Suatu sore , saya dikejutkan oleh telponnya Mien, sang baby sitter " Bu dokter , Alif demam dan kejang – kejang ,sekarang di Emergency". Setengah terbang sayapun ngebut  ke UGD. But it was too late . Allah sudah punya rencana lain. Alif , si malaikat kecil keburu dipanggil pemilikNya. Rani , bundanya tercinta , yang ketika diberi tahu sedang meresmikan kantor  barunya , shock berat.

 

Setibanya dirumah , satu – satunya keinginan dia adalah memandikan anaknya. Dan itu memang ia lakukan , meski setelah tubuh sikecil terbaring kaku. " Ini bunda , Lif. Bunda mandikan Alif ." Ucapnya lirih , namun teramat pedih.

 

Ketika tanah merah telah mengubur jasad si kecil , kami masih berdiri mematung.
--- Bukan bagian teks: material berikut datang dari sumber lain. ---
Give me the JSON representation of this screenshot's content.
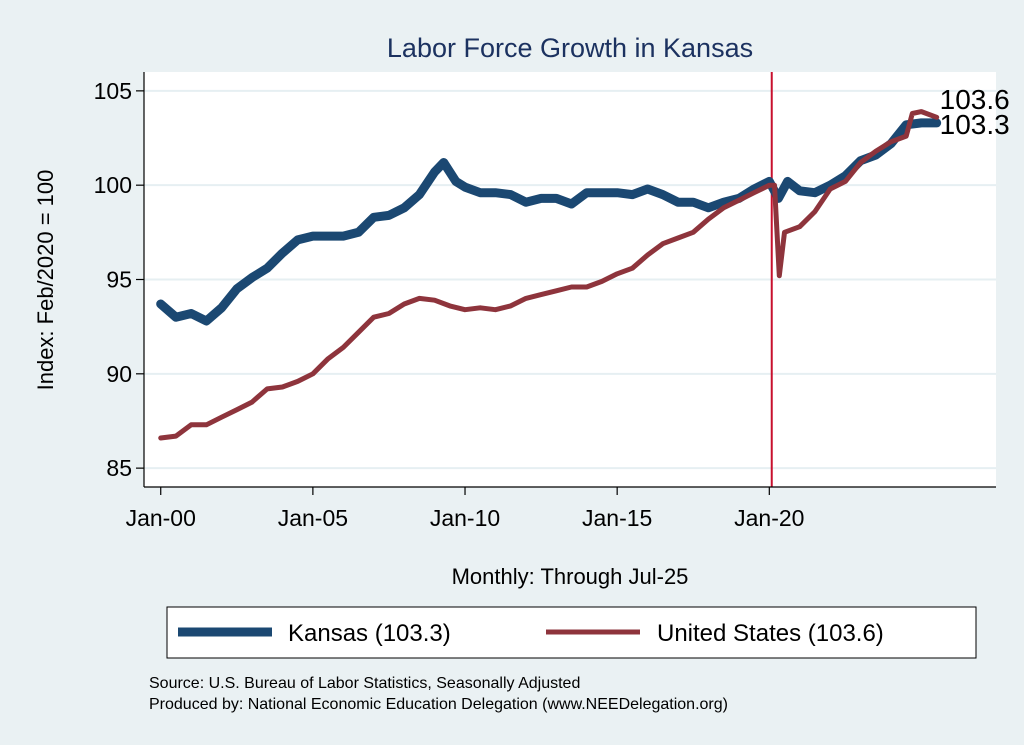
{
  "chart_data": {
    "type": "line",
    "title": "Labor Force Growth in Kansas",
    "xlabel": "Monthly: Through Jul-25",
    "ylabel": "Index: Feb/2020 = 100",
    "ylim": [
      84,
      106
    ],
    "xlim": [
      1999.45,
      2027.45
    ],
    "yticks": [
      85,
      90,
      95,
      100,
      105
    ],
    "xticks": [
      {
        "value": 2000,
        "label": "Jan-00"
      },
      {
        "value": 2005,
        "label": "Jan-05"
      },
      {
        "value": 2010,
        "label": "Jan-10"
      },
      {
        "value": 2015,
        "label": "Jan-15"
      },
      {
        "value": 2020,
        "label": "Jan-20"
      }
    ],
    "grid": "horizontal",
    "reference_line": {
      "x": 2020.08,
      "color": "#c8102e"
    },
    "series": [
      {
        "name": "Kansas",
        "color": "#1b4872",
        "end_label": "103.3",
        "x": [
          2000.0,
          2000.5,
          2001.0,
          2001.5,
          2002.0,
          2002.5,
          2003.0,
          2003.5,
          2004.0,
          2004.5,
          2005.0,
          2005.5,
          2006.0,
          2006.5,
          2007.0,
          2007.5,
          2008.0,
          2008.5,
          2009.0,
          2009.3,
          2009.7,
          2010.0,
          2010.5,
          2011.0,
          2011.5,
          2012.0,
          2012.5,
          2013.0,
          2013.5,
          2014.0,
          2015.0,
          2015.5,
          2016.0,
          2016.5,
          2017.0,
          2017.5,
          2018.0,
          2018.5,
          2019.0,
          2019.5,
          2020.0,
          2020.3,
          2020.6,
          2021.0,
          2021.5,
          2022.0,
          2022.5,
          2023.0,
          2023.5,
          2024.0,
          2024.5,
          2025.0,
          2025.5
        ],
        "values": [
          93.7,
          93.0,
          93.2,
          92.8,
          93.5,
          94.5,
          95.1,
          95.6,
          96.4,
          97.1,
          97.3,
          97.3,
          97.3,
          97.5,
          98.3,
          98.4,
          98.8,
          99.5,
          100.7,
          101.2,
          100.2,
          99.9,
          99.6,
          99.6,
          99.5,
          99.1,
          99.3,
          99.3,
          99.0,
          99.6,
          99.6,
          99.5,
          99.8,
          99.5,
          99.1,
          99.1,
          98.8,
          99.1,
          99.3,
          99.8,
          100.2,
          99.3,
          100.2,
          99.7,
          99.6,
          100.0,
          100.5,
          101.3,
          101.6,
          102.2,
          103.2,
          103.3,
          103.3
        ]
      },
      {
        "name": "United States",
        "color": "#8e343c",
        "end_label": "103.6",
        "x": [
          2000.0,
          2000.5,
          2001.0,
          2001.5,
          2002.0,
          2002.5,
          2003.0,
          2003.5,
          2004.0,
          2004.5,
          2005.0,
          2005.5,
          2006.0,
          2006.5,
          2007.0,
          2007.5,
          2008.0,
          2008.5,
          2009.0,
          2009.5,
          2010.0,
          2010.5,
          2011.0,
          2011.5,
          2012.0,
          2012.5,
          2013.0,
          2013.5,
          2014.0,
          2014.5,
          2015.0,
          2015.5,
          2016.0,
          2016.5,
          2017.0,
          2017.5,
          2018.0,
          2018.5,
          2019.0,
          2019.5,
          2020.0,
          2020.17,
          2020.33,
          2020.5,
          2021.0,
          2021.5,
          2022.0,
          2022.5,
          2023.0,
          2023.5,
          2024.0,
          2024.5,
          2024.7,
          2025.0,
          2025.5
        ],
        "values": [
          86.6,
          86.7,
          87.3,
          87.3,
          87.7,
          88.1,
          88.5,
          89.2,
          89.3,
          89.6,
          90.0,
          90.8,
          91.4,
          92.2,
          93.0,
          93.2,
          93.7,
          94.0,
          93.9,
          93.6,
          93.4,
          93.5,
          93.4,
          93.6,
          94.0,
          94.2,
          94.4,
          94.6,
          94.6,
          94.9,
          95.3,
          95.6,
          96.3,
          96.9,
          97.2,
          97.5,
          98.2,
          98.8,
          99.2,
          99.6,
          100.0,
          100.0,
          95.2,
          97.5,
          97.8,
          98.6,
          99.8,
          100.2,
          101.2,
          101.8,
          102.3,
          102.6,
          103.8,
          103.9,
          103.6
        ]
      }
    ],
    "legend": {
      "position": "bottom",
      "items": [
        {
          "label": "Kansas (103.3)",
          "color": "#1b4872"
        },
        {
          "label": "United States (103.6)",
          "color": "#8e343c"
        }
      ]
    },
    "notes": [
      "Source: U.S. Bureau of Labor Statistics, Seasonally Adjusted",
      "Produced by: National Economic Education Delegation (www.NEEDelegation.org)"
    ]
  }
}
Berkali – kali Rani , sahabatku yang tegar itu berkata , " Ini sudah takdir , iya kan? Aku disebelahnya ataupun diseberang  lautan , kalau sudah saatnya , dia pergi juga kan?"

 

Saya diam saja mendengarkan. " Ini konsekwensi dari sebuah pilihan, " lanjutnya. Hening sejenak.

 

Angin senja berbaur  aroma kamboja. Tiba – tiba Rani tertunduk. " Aku ibunya !" serunya kemudian , " Bangunlah Lif. Bunda mau mandikan Alif. Beri kesempatan  bunda sekali lagi saja , Lif". Rintihan itu begitu menyayat , detik berikutnya ia bersimpuh  sambil mengais – kais tanah yang masih merah……..

 

Akankah kita seperti Rani….?  Akan kita tolak kalau anak minta gendong….??? Atau kita tolak karena sibuk? Ataukah kita menunggu sampai terlambat?